The 4-3 decision in the Colorado Supreme Court found that Section 3 of the 14th Amendment — which disqualifies from office those who engage in insurrection against the Constitution after taking an oath to support it — applies to Mr. Trump, making him ineligible to be listed on the state’s presidential primary ballot.

Mr. Trump’s campaign said immediately that it would appeal the decision to the U.S. Supreme Court, where the 6-3 conservative majority includes three justices nominated by Mr. Trump. If the justices take up the case, they could determine Mr. Trump’s eligibility in all 50 states.

“We have full confidence that the U.S. Supreme Court will quickly rule in our favor and finally put an end to these un-American lawsuits,” a campaign spokesman, Steven Cheung, said.

In the decision, the majority of the Colorado judges wrote that they “do not reach these conclusions lightly.”

“We are mindful of the magnitude and weight of the questions now before us,” they wrote. “We are likewise mindful of our solemn duty to apply the law, without fear or favor, and without being swayed by public reaction to the decisions that the law mandates we reach.”
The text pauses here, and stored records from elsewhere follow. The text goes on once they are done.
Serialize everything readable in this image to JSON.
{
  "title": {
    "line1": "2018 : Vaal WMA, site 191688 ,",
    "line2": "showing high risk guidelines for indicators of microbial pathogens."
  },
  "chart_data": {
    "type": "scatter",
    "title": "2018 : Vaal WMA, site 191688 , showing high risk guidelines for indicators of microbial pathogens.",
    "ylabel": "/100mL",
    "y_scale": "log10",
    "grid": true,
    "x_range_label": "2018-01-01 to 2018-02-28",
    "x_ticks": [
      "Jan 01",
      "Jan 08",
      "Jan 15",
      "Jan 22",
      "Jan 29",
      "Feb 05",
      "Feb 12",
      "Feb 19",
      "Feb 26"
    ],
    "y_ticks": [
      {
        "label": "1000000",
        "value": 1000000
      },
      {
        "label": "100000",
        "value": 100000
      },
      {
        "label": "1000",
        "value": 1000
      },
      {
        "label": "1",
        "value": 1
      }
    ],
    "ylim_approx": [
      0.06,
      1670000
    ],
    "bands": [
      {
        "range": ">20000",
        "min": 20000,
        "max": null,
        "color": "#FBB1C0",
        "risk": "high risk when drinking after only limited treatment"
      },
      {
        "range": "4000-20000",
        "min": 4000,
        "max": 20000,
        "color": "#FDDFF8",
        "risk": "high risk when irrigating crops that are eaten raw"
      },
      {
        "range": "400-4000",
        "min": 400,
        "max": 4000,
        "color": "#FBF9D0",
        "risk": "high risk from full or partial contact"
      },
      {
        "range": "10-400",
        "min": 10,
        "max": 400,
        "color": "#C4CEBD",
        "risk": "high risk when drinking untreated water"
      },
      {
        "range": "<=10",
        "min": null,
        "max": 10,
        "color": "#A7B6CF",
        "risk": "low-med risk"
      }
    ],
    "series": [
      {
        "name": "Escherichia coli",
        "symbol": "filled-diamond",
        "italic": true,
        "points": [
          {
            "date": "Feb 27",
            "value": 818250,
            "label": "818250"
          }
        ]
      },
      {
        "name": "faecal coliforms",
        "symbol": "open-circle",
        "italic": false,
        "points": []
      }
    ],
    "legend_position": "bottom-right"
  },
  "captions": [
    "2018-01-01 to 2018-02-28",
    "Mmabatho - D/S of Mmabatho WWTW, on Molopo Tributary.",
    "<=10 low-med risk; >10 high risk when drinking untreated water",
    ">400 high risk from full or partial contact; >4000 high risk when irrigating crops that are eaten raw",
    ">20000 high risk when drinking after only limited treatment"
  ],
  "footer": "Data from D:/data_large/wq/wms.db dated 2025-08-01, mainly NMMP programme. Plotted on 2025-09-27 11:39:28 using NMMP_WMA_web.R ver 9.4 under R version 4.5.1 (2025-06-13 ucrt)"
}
Here is what to know about the ruling:

  • If the U.S. Supreme Court justices take up the case, it will join a pile of other Trump-related matters they have agreed to decide, including whether he is immune from criminal prosecution for actions he took in office and the scope of an obstruction charge that is central to his federal Jan. 6 case.

  • Mr. Trump, speaking at a planned campaign event in Waterloo, Iowa, on Tuesday night, did not address the decision. Other Republicans reacted with fury, and a Trump campaign fund-raising email assailed the ruling, writing that “this is how dictatorships are born.”

  • The Colorado court’s lengthy ruling ordered the Colorado secretary of state to exclude Mr. Trump from the state’s Republican primary ballot. The justices also reversed a Denver district judge’s finding last month that Section 3 did not apply to the presidency. They affirmed the district judge’s other key conclusions: that Mr. Trump’s actions before and on Jan. 6, 2021, constituted engaging in insurrection, and that courts had the authority to enforce Section 3 against a person whom Congress had not specifically designated.

  • Similar lawsuits in Minnesota and New Hampshire have been dismissed on procedural grounds. A judge in Michigan ruled last month that the issue was political and not for him to decide, and an appeals court affirmed the decision not to disqualify him. The plaintiffs there have appealed to the Michigan Supreme Court.